A campaign mailer used a photo of Warren Buffett with an inappropriate racial slogan which Mr. Buffett has since condemned.
Warren Buffet Says He Disavows Racial Wording in Campaign Mailer
Finance heavyweight and billionaire Warren Buffett has said that he had nothing to do with an “anti-Native American” with a campaign mailer from a group related to Gov. Pete Ricketts, the Omaha World-Herald reported.
Mr. Buffett found himself caught in the email exchange after the mailer had decided to use a photo of him, with the caption “It’s just a big loser for everyone,” and cautioning that a proposed project to “build” Indian casinos would be detrimental to the state as they [the tribes] would try to “avoid paying tax”.
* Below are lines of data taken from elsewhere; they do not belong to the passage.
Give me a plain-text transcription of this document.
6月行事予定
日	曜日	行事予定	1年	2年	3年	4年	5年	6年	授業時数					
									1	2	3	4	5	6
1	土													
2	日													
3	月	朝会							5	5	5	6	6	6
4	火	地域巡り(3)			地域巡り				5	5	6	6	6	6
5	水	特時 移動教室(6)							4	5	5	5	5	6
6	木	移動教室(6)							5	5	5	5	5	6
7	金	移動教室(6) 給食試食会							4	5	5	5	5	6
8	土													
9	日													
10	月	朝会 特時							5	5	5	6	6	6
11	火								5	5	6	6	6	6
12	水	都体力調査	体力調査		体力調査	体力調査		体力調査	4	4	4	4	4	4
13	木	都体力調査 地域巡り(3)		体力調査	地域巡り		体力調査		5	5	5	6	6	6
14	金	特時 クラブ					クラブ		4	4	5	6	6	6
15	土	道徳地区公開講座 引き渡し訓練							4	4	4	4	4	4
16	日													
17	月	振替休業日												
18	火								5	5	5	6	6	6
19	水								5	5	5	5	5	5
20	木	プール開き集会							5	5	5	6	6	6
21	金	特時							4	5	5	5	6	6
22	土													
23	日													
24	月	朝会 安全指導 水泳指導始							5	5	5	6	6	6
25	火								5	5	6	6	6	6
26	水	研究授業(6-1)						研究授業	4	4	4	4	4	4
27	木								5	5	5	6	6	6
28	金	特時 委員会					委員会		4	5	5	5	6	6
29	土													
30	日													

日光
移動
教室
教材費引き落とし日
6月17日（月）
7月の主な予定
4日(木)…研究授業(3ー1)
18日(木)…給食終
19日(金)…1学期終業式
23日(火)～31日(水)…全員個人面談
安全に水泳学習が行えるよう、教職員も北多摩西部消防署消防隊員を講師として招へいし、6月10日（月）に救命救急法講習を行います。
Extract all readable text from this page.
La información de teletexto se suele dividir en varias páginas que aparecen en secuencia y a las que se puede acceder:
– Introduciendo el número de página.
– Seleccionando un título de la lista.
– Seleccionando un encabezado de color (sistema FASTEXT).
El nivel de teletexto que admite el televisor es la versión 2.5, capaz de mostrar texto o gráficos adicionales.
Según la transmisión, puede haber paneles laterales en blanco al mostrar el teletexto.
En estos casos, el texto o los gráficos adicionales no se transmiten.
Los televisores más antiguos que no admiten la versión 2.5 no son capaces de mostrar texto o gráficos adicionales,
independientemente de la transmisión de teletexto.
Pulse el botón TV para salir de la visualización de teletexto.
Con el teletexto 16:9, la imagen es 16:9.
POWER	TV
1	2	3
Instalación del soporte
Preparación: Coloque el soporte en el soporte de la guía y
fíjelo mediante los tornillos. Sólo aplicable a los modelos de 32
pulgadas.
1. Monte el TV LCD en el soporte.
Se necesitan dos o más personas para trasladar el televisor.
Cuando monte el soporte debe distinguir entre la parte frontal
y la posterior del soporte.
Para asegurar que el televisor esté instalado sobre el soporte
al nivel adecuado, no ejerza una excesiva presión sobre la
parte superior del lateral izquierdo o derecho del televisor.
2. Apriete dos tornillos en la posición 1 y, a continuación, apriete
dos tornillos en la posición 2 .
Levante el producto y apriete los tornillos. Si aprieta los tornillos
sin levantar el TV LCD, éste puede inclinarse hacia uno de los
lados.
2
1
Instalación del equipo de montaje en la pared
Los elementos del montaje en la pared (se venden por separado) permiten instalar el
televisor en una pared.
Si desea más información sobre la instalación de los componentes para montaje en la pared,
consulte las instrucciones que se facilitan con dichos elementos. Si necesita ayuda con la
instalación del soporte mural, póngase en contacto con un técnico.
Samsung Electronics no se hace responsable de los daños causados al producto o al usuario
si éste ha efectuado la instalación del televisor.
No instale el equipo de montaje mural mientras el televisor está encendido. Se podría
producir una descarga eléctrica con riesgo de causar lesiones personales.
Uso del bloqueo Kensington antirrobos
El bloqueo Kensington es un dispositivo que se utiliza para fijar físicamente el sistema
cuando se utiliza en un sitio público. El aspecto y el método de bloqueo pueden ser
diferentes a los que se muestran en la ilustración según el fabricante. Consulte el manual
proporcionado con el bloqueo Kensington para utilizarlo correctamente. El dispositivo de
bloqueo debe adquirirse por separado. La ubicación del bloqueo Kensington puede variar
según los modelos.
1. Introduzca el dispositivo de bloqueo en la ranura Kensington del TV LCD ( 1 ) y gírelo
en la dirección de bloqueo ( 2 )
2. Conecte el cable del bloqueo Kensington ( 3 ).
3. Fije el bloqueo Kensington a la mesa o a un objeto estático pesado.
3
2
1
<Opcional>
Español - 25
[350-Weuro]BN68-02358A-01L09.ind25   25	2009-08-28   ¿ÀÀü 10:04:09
While the email sent ripples quickly, Mr. Buffett, known for his business and financial nous, was quick to disavow it and argue back on Tuesday that while his personal position remained unchanged – i.e. he is still against the expansion of gambling in Nebraska – he found the email inappropriate and a “dog whistle” pulling on the strings of racial prejudice.
He assured that he would never have approved his photo to be associated with the slogan used in the email. The email was sent by Keep the Good Life Inc, which is a new organization fighting a trio of Initiatives, to name 429, 430, and 431, which all seek to allow Native American tribes to expand their sources of revenue at tribal-controlled racetracks.
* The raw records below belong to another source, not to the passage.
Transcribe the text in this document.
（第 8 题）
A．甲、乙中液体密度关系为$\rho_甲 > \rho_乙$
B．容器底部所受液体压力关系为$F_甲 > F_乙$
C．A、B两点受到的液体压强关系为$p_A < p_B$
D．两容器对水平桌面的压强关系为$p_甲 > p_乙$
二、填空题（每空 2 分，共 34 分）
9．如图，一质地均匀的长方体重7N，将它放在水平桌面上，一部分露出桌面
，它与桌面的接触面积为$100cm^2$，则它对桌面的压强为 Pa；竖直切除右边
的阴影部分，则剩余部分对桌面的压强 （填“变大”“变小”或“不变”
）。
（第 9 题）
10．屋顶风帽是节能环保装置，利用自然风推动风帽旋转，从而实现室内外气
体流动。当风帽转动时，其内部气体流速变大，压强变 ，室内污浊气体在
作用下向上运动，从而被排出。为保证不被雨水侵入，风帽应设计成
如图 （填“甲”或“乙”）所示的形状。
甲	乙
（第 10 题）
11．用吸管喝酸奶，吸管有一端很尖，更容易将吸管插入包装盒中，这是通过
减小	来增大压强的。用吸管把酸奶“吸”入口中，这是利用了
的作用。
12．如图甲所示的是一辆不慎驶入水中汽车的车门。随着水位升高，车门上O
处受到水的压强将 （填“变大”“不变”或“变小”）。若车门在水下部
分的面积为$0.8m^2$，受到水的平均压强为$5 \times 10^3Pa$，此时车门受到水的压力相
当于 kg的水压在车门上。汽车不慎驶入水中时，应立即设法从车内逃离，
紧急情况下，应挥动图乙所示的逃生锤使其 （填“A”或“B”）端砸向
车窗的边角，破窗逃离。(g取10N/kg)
Gov. Ricketts Supports the ‘Good Life’
Gov. Ricketts himself donated $250,000 to the group, according to the Omaha World-Herald. He himself has used stereotypes as “Indian casinos” and “Indian gambling interests” in the past to describe the potential development of Native American gaming sites.
Thankfully, though the ball is in the voters’ field, which means that they can still pass Initiative 429 successfully on the ballot and enact Constitutional reform to allow gambling at horse tracks.
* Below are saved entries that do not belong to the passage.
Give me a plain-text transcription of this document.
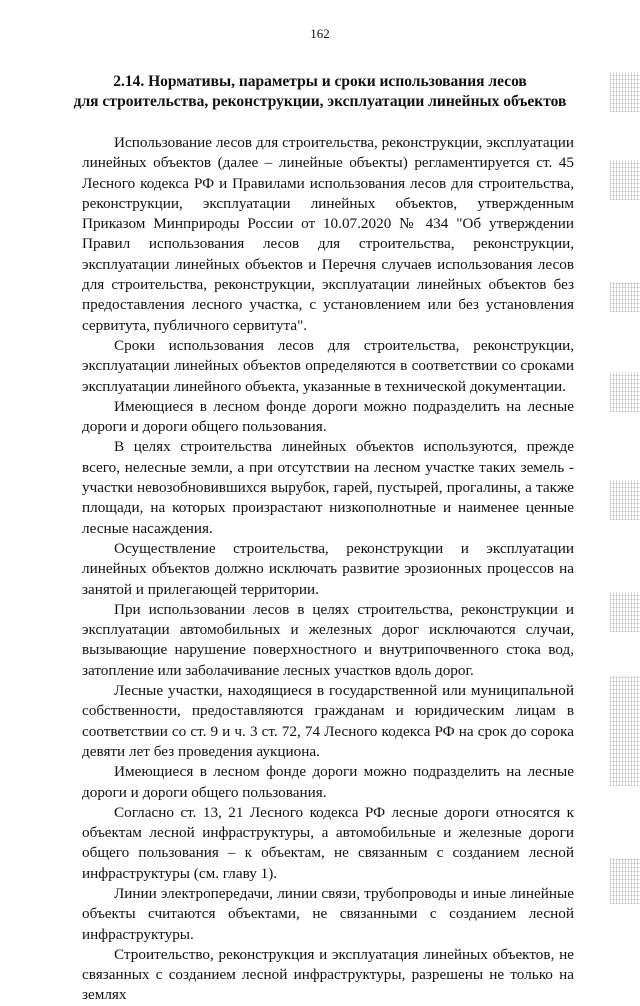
162
2.14. Нормативы, параметры и сроки использования лесов
для строительства, реконструкции, эксплуатации линейных объектов

Использование лесов для строительства, реконструкции, эксплуатации линейных объектов (далее – линейные объекты) регламентируется ст. 45 Лесного кодекса РФ и Правилами использования лесов для строительства, реконструкции, эксплуатации линейных объектов, утвержденным Приказом Минприроды России от 10.07.2020 № 434 "Об утверждении Правил использования лесов для строительства, реконструкции, эксплуатации линейных объектов и Перечня случаев использования лесов для строительства, реконструкции, эксплуатации линейных объектов без предоставления лесного участка, с установлением или без установления сервитута, публичного сервитута".

Сроки использования лесов для строительства, реконструкции, эксплуатации линейных объектов определяются в соответствии со сроками эксплуатации линейного объекта, указанные в технической документации.

Имеющиеся в лесном фонде дороги можно подразделить на лесные дороги и дороги общего пользования.

В целях строительства линейных объектов используются, прежде всего, нелесные земли, а при отсутствии на лесном участке таких земель - участки невозобновившихся вырубок, гарей, пустырей, прогалины, а также площади, на которых произрастают низкополнотные и наименее ценные лесные насаждения.

Осуществление строительства, реконструкции и эксплуатации линейных объектов должно исключать развитие эрозионных процессов на занятой и прилегающей территории.

При использовании лесов в целях строительства, реконструкции и эксплуатации автомобильных и железных дорог исключаются случаи, вызывающие нарушение поверхностного и внутрипочвенного стока вод, затопление или заболачивание лесных участков вдоль дорог.

Лесные участки, находящиеся в государственной или муниципальной собственности, предоставляются гражданам и юридическим лицам в соответствии со ст. 9 и ч. 3 ст. 72, 74 Лесного кодекса РФ на срок до сорока девяти лет без проведения аукциона.

Имеющиеся в лесном фонде дороги можно подразделить на лесные дороги и дороги общего пользования.

Согласно ст. 13, 21 Лесного кодекса РФ лесные дороги относятся к объектам лесной инфраструктуры, а автомобильные и железные дороги общего пользования – к объектам, не связанным с созданием лесной инфраструктуры (см. главу 1).

Линии электропередачи, линии связи, трубопроводы и иные линейные объекты считаются объектами, не связанными с созданием лесной инфраструктуры.

Строительство, реконструкция и эксплуатация линейных объектов, не связанных с созданием лесной инфраструктуры, разрешены не только на землях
As per Initiative 430, the state would be able to establish a controlling commission to be in charge for the oversight and regulation, and Initiative 432 will manage casino tax as well as divvy up the proceeds between public funds.
Winnebago Tribe of Nebraska has not been sitting idly by while the governor has ramped up his campaign against the legalization of gambling at race tracks. In fact, the tribe’s economic development offshoot – Ho-Chunk Inc. – has so far spent $4.3 million to help the signature-gathering campaign forge ahead.
Ho-Chunk CEO Lance Morgan commented on the mailer and column describing them both as tasteless and turning “Indians” in what he described as “the bad guys.” The governor’s office struck back against the criticism, arguing that the term was perfectly valid and even used in press.
Tribes Seek Their Own Interest Says Another Organization
Gambling with the Good Life Executive Director Pat Loontjer said that after seeing the amount spent by Ho-Chunk Inc., she was convinced that the tribe’s true motives had to do with “opening tribal casinos,” rather than boosting revenue at horse tracks by enabling casino-style gaming.
Gambling with Good Life has been actively raising funds, including a donation from Gov. Ricketts who allocated $100,000 to the organization. In the meantime, Keep the Good Life has raised $1.9 million in total.
Mr. Morgan did explain that the tribes would not gain exclusivity over anything related to gambling even if the initiatives were passed.
He seems to be right as per federal law passed in 1988, the tribes would still have to negotiate compacts with the state and come to terms with lawmakers before they can provide casino-style games as well as earmark casino revenues to state initiatives.